RESTRIÇÃO INDUSTRIAL
No Brasil, ao contrário dos Estados Unidos e Europa, a cadeia de suprimentos do
UHPC ainda não é suficientemente organizada, mas já existe um forte movimento
para avançar, impulsionado pelos benefícios ambientais de uso dos fillers,
principalmente quando se trata de rejeito.
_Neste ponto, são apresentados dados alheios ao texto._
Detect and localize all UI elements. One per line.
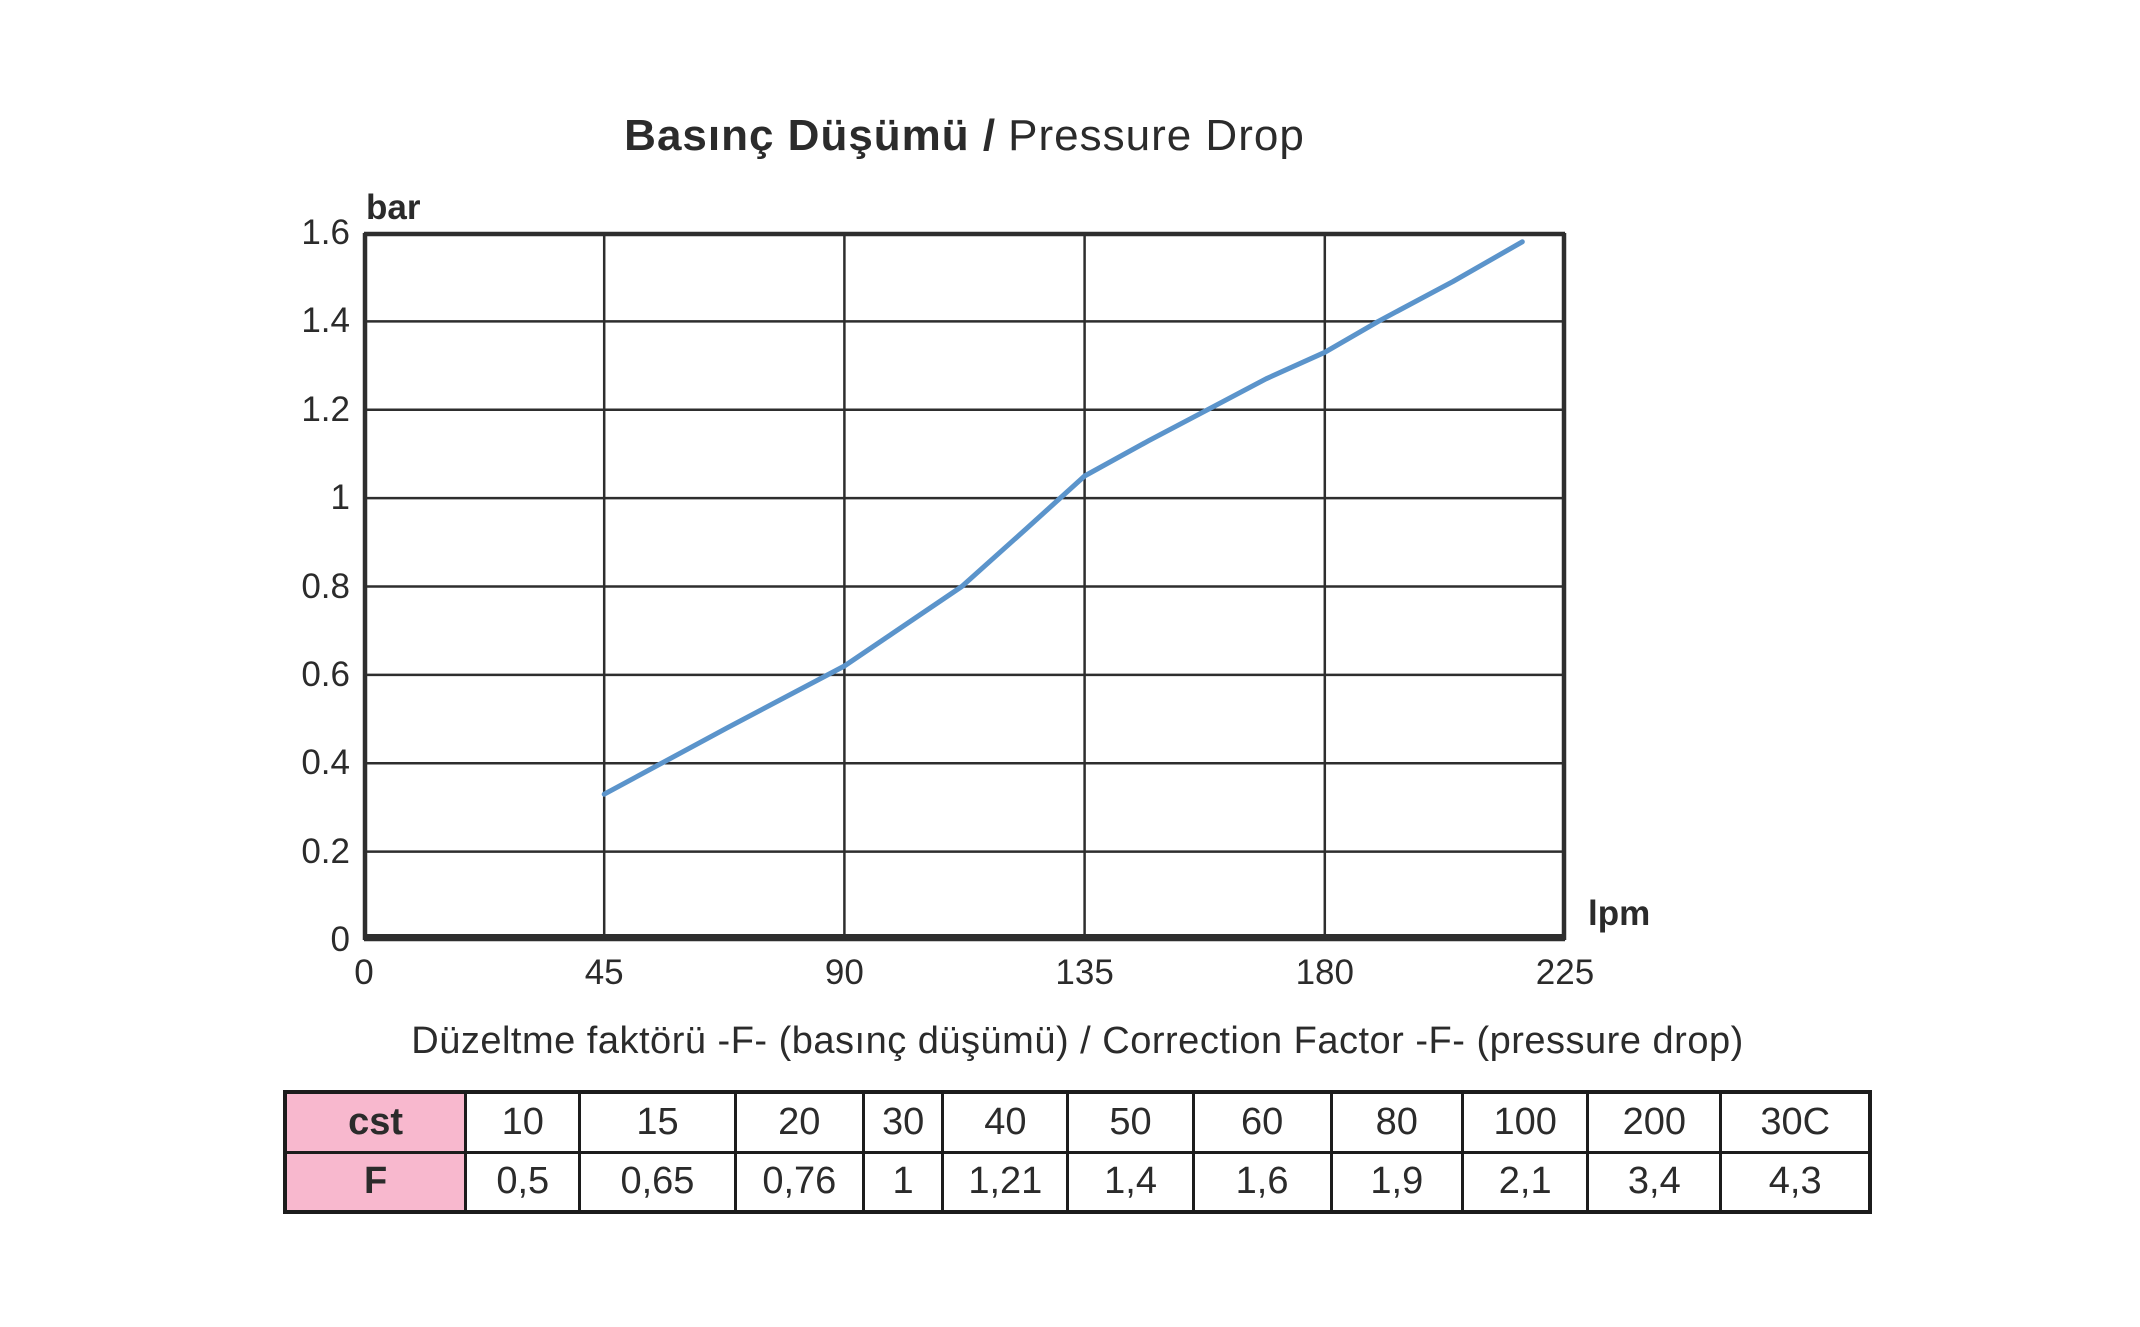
chart-title-english: Pressure Drop: [1008, 111, 1305, 160]
table-cell: 100: [1461, 1090, 1590, 1154]
table-cell: 0,65: [578, 1150, 737, 1214]
y-tick-label: 0.8: [301, 566, 350, 606]
x-tick-label: 45: [584, 953, 624, 992]
table-cell: 80: [1329, 1090, 1465, 1154]
row-header-cell: F: [283, 1150, 468, 1214]
table-cell: 200: [1586, 1090, 1723, 1154]
y-tick-label: 1.2: [301, 389, 350, 429]
x-axis-unit-label: lpm: [1588, 894, 1651, 933]
row-header-cell: cst: [283, 1090, 468, 1154]
x-tick-label: 225: [1535, 953, 1595, 992]
table-cell: 30: [861, 1090, 945, 1154]
table-cell: 15: [578, 1090, 737, 1154]
y-tick-label: 1.4: [301, 301, 350, 341]
table-cell: 3,4: [1586, 1150, 1723, 1214]
table-cell: 40: [941, 1090, 1070, 1154]
table-cell: 0,76: [733, 1150, 866, 1214]
table-cell: 1: [861, 1150, 945, 1214]
y-tick-label: 0: [330, 920, 350, 959]
table-cell: 50: [1066, 1090, 1195, 1154]
y-axis-unit-label: bar: [366, 188, 421, 227]
y-tick-label: 0.2: [301, 831, 350, 871]
table-cell: 1,21: [941, 1150, 1070, 1214]
table-row: F 0,5 0,65 0,76 1 1,21 1,4 1,6 1,9 2,1 3,4 4,3: [283, 1150, 1872, 1214]
chart-title: Basınç Düşümü / Pressure Drop: [364, 110, 1565, 162]
table-cell: 10: [464, 1090, 582, 1154]
table-cell: 60: [1191, 1090, 1333, 1154]
y-tick-label: 0.4: [301, 743, 350, 783]
x-tick-label: 135: [1055, 953, 1114, 992]
x-tick-label: 90: [824, 953, 864, 992]
y-tick-label: 0.6: [301, 654, 350, 694]
pressure-drop-curve: [601, 239, 1525, 797]
table-cell: 4,3: [1719, 1150, 1872, 1214]
y-tick-label: 1: [330, 478, 350, 518]
x-tick-label: 180: [1295, 953, 1354, 992]
table-row: cst 10 15 20 30 40 50 60 80 100 200 30C: [283, 1090, 1872, 1154]
table-cell: 30C: [1719, 1090, 1872, 1154]
x-tick-label: 0: [354, 953, 374, 992]
table-cell: 1,9: [1329, 1150, 1465, 1214]
chart-title-turkish: Basınç Düşümü /: [624, 111, 997, 160]
table-cell: 0,5: [464, 1150, 582, 1214]
table-cell: 2,1: [1461, 1150, 1590, 1214]
y-tick-label: 1.6: [301, 213, 350, 252]
table-cell: 1,6: [1191, 1150, 1333, 1214]
table-cell: 20: [733, 1090, 866, 1154]
table-cell: 1,4: [1066, 1150, 1195, 1214]
correction-factor-table: cst 10 15 20 30 40 50 60 80 100 200 30C F 0,5 0,65 0,76…: [283, 1090, 1872, 1214]
pressure-drop-chart: [362, 231, 1567, 942]
correction-table-title: Düzeltme faktörü -F- (basınç düşümü) / C…: [411, 1020, 1744, 1062]
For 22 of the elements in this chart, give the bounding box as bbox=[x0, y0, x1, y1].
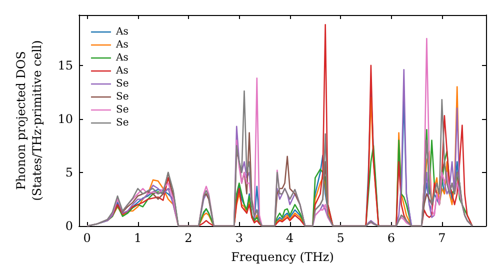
x-axis-title: Frequency (THz) bbox=[231, 250, 334, 264]
legend-label: As bbox=[115, 40, 128, 50]
y-tick-label: 5 bbox=[65, 165, 73, 180]
legend-label: Se bbox=[116, 78, 129, 90]
legend-label: As bbox=[115, 52, 128, 64]
x-tick-label: 3 bbox=[235, 231, 243, 245]
legend-label: As bbox=[115, 26, 128, 38]
x-tick-label: 6 bbox=[387, 231, 396, 245]
x-tick-label: 2 bbox=[184, 231, 192, 245]
legend-label: Se bbox=[116, 104, 129, 116]
y-tick-label: 15 bbox=[58, 58, 73, 72]
legend-label: Se bbox=[116, 118, 129, 128]
x-tick-label: 1 bbox=[134, 231, 142, 245]
legend-label: As bbox=[115, 66, 128, 76]
y-tick-label: 0 bbox=[65, 219, 73, 233]
y-axis-title: Phonon projected DOS (States/THz·primitive cell) bbox=[14, 40, 44, 201]
x-tick-label: 7 bbox=[438, 231, 446, 245]
x-tick-label: 4 bbox=[286, 231, 294, 245]
y-tick-label: 10 bbox=[58, 112, 73, 126]
x-tick-label: 0 bbox=[83, 231, 91, 245]
x-tick-label: 5 bbox=[336, 231, 344, 245]
legend-label: Se bbox=[116, 92, 129, 102]
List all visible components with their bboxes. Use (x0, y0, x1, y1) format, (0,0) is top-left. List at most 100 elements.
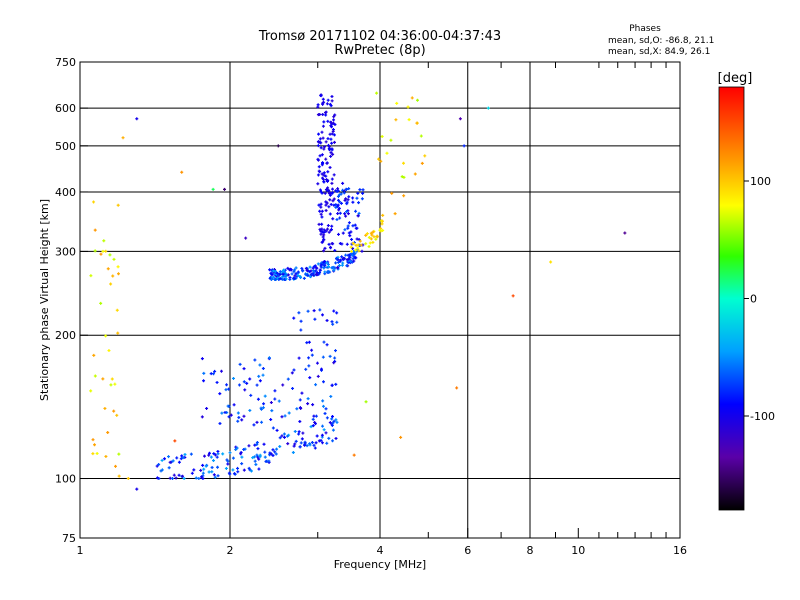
data-point (93, 443, 97, 447)
data-point (317, 165, 321, 169)
data-point (199, 475, 203, 479)
data-point (172, 473, 176, 477)
data-point (318, 154, 322, 158)
data-point (307, 356, 311, 360)
data-point (367, 244, 371, 248)
data-point (286, 442, 290, 446)
y-tick-label: 300 (55, 245, 76, 258)
data-point (231, 468, 235, 472)
data-point (327, 230, 331, 234)
data-point (325, 261, 329, 265)
data-point (109, 383, 113, 387)
data-point (319, 202, 323, 206)
data-point (297, 430, 301, 434)
data-point (95, 452, 99, 456)
data-point (115, 413, 119, 417)
x-tick-label: 6 (464, 544, 471, 557)
data-point (339, 192, 343, 196)
data-point (280, 277, 284, 281)
data-point (322, 180, 326, 184)
data-point (316, 374, 320, 378)
data-point (249, 393, 253, 397)
data-point (308, 265, 312, 269)
data-point (343, 198, 347, 202)
data-point (351, 257, 355, 261)
data-point (338, 211, 342, 215)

Por enquanto, o fornecimento é sob
pedido, com custos que se elevam.
“Quanto à indústria, as concreteiras não conseguem produzir UHPC, pois
trabalham com centrais dosadoras sem misturadores adequados, sendo que quem
mistura é o caminhão betoneira. Portanto, quem têm condições industriais são as
fábricas de pré-fabricados”, ressalta Pileggi. Em São Paulo, existem edifícios
construídos com Concreto de Alto Desempenho (HPC), na faixa dos 120 MPa,
feito por central de concreto, porém, não mais do que isso. “Não é uma coisa
trivial”, comenta.
A beleza de se construir com o UHPC tem, pelo menos, dois
benefícios: menor impacto ambiental, pois se constrói o mesmo
elemento com menos massa; e menor impacto no transporte, já
que as peças pré-fabricadas são mais leves
Rafael Pileggi
O professor defende que a construção civil brasileira deve apostar em matérias-
primas nacionais e acredita na rápida evolução da indústria de pré-fabricados para
produzir em escala. Hoje, são poucas as empresas do segmento que fabricam o
UHPC e são, basicamente, elementos decorativos, como painéis de acabamento
de fachada e mobiliário urbano.
“A beleza de se construir com o UHPC tem, pelo menos, dois benefícios: menor
impacto ambiental, pois se constrói o mesmo elemento com menos massa; e
menor impacto no transporte, já que as peças pré-fabricadas são mais leves e,
portanto, são levadas em maior quantidade da fábrica à obra”, conclui.